Unicredit Aktie: Starker Jahresstart
Unicredit startet 2026 mit klarer Aufwärtsdynamik — gestützt von einem großen Personalabkommen, einem laufenden Aktienrückkauf und der Entscheidung, die Debatte um Commerzbank erst 2026 weiterzuführen. Diese Mischung aus operativer Entschlossenheit und strategischer Vorsicht hat die Aktie zuletzt beflügelt. Kann die Bank die Rallye mit harten Zahlen untermauern?
Commerzbank-Deal verschoben
Die Entscheidung, den möglichen Erwerb von Commerzbank nicht zu überstürzen, wurde offiziell in das laufende Jahr 2026 verlegt. CEO Andrea Orcel betonte, dass Unicredit zunächst den Dialog mit der neuen deutschen Regierung abwarten will. Politische Widerstände in Berlin und regulatorische Hürden bleiben damit entscheidende Einflussfaktoren.

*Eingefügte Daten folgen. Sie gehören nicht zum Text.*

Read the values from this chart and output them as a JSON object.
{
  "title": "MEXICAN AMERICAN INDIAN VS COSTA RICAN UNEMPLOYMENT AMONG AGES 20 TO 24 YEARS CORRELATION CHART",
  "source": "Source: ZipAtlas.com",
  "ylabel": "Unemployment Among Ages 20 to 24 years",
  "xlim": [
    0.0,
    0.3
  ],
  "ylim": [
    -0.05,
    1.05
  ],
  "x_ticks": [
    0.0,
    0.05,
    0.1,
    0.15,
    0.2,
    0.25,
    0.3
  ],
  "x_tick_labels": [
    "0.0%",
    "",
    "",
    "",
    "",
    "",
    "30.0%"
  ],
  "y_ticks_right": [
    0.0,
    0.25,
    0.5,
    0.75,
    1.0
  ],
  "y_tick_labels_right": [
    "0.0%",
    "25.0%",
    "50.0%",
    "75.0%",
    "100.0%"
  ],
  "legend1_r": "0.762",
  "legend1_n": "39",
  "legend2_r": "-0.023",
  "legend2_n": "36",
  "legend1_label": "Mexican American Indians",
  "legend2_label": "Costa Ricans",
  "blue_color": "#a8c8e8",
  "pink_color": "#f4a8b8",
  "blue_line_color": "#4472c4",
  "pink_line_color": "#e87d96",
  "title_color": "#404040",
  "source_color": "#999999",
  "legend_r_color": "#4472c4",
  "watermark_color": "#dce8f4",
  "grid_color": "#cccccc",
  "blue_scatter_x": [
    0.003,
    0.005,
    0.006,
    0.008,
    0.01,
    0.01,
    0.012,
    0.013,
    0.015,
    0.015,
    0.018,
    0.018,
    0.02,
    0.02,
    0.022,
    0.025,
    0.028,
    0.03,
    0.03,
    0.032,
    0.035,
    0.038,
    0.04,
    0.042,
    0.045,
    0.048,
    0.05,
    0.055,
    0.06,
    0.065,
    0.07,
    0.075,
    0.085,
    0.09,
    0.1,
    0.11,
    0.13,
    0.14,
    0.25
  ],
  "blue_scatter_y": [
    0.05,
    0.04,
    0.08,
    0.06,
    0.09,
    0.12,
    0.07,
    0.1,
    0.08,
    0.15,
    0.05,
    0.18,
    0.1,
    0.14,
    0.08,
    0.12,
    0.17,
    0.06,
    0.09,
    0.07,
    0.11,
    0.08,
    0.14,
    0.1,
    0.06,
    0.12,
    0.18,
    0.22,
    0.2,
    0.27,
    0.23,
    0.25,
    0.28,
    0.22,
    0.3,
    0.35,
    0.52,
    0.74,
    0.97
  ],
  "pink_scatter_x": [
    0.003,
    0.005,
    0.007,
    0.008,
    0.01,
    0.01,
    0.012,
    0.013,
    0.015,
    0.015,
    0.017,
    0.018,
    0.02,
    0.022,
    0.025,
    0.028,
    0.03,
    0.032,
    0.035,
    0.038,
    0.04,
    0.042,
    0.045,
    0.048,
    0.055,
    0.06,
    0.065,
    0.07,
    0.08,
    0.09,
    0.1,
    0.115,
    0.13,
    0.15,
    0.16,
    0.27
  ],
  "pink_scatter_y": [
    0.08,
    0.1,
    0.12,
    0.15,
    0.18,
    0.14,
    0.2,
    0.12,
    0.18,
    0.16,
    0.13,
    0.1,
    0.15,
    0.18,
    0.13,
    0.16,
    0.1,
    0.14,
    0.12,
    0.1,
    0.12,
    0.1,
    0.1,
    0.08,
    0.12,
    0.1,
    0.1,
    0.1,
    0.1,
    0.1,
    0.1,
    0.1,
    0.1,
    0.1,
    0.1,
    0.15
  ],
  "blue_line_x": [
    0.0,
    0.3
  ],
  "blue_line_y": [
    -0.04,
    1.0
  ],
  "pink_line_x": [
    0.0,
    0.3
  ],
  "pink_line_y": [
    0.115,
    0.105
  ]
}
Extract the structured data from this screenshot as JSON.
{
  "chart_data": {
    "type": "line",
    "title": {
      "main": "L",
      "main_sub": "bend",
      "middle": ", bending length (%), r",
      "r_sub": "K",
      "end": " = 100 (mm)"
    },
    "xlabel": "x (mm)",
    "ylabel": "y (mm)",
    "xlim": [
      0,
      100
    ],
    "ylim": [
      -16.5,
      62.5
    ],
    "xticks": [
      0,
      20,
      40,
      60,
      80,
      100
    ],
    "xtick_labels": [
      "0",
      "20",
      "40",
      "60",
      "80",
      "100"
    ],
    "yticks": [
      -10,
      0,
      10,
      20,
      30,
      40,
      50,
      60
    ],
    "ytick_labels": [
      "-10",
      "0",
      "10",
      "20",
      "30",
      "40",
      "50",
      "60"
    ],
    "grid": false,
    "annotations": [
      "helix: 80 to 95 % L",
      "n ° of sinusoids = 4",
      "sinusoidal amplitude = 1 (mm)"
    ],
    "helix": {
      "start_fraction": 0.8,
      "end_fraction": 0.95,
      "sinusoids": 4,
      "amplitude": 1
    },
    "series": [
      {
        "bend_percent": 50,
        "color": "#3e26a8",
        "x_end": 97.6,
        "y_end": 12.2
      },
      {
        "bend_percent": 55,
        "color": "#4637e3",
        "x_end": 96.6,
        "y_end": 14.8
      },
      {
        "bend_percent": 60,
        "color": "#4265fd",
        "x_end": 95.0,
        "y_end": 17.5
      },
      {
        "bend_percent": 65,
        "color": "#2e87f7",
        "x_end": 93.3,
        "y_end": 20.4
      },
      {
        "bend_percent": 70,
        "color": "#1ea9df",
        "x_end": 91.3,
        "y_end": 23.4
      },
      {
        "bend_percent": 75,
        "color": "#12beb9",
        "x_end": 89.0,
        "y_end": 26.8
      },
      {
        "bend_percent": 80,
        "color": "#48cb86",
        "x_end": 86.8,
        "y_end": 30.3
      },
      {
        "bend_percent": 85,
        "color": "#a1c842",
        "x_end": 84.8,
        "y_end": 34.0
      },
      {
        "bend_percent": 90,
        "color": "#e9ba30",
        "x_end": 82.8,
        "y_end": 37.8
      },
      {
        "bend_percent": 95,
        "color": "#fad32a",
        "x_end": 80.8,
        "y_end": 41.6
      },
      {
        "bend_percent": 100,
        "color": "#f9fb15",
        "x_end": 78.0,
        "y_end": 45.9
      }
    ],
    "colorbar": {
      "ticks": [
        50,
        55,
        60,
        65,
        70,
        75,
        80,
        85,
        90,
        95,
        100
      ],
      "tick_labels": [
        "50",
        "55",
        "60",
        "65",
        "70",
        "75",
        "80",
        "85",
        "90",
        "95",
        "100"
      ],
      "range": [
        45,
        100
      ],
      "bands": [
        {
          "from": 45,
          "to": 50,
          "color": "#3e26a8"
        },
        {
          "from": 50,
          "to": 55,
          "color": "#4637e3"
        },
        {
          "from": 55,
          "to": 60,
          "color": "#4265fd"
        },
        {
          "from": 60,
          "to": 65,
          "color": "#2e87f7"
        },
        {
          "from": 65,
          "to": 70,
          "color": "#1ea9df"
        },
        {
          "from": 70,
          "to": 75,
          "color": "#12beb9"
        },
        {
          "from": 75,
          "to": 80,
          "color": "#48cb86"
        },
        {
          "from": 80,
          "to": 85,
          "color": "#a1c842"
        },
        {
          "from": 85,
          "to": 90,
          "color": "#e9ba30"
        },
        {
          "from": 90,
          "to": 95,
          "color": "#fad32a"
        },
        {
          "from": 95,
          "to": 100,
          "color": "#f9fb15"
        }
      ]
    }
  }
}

Die EZB hatte zuvor eine Beteiligung bis 29,9 % grundsätzlich zugelassen — das heißt: Interesse besteht, doch ein finaler Schritt ist erst geplant, wenn die politische Lage und regulatorische Rahmenbedingungen klarer sind.
Arbeitsabkommen stärkt Effizienz
Ein massgeblicher Treiber der positiven Stimmung ist das kürzlich abgeschlossene Abkommen mit der Gewerkschaft FABI. Es sieht einen freiwilligen Ausstieg von 484 Führungskräften vor, flankiert von der Einstellung von 436 Nachwuchskräften unter 30 Jahren — eine Nettoersatzrate von 102 %. Ziel ist eine Modernisierung des Vertriebsnetzes und kurzfristig Kostenkontrolle, langfristig die Sicherung einer hohen RoTE bis 2026. Marktteilnehmer werten das Abkommen als Zeichen, dass das Management personelle Belastungen konstruktiv und ohne größere Störungen angeht.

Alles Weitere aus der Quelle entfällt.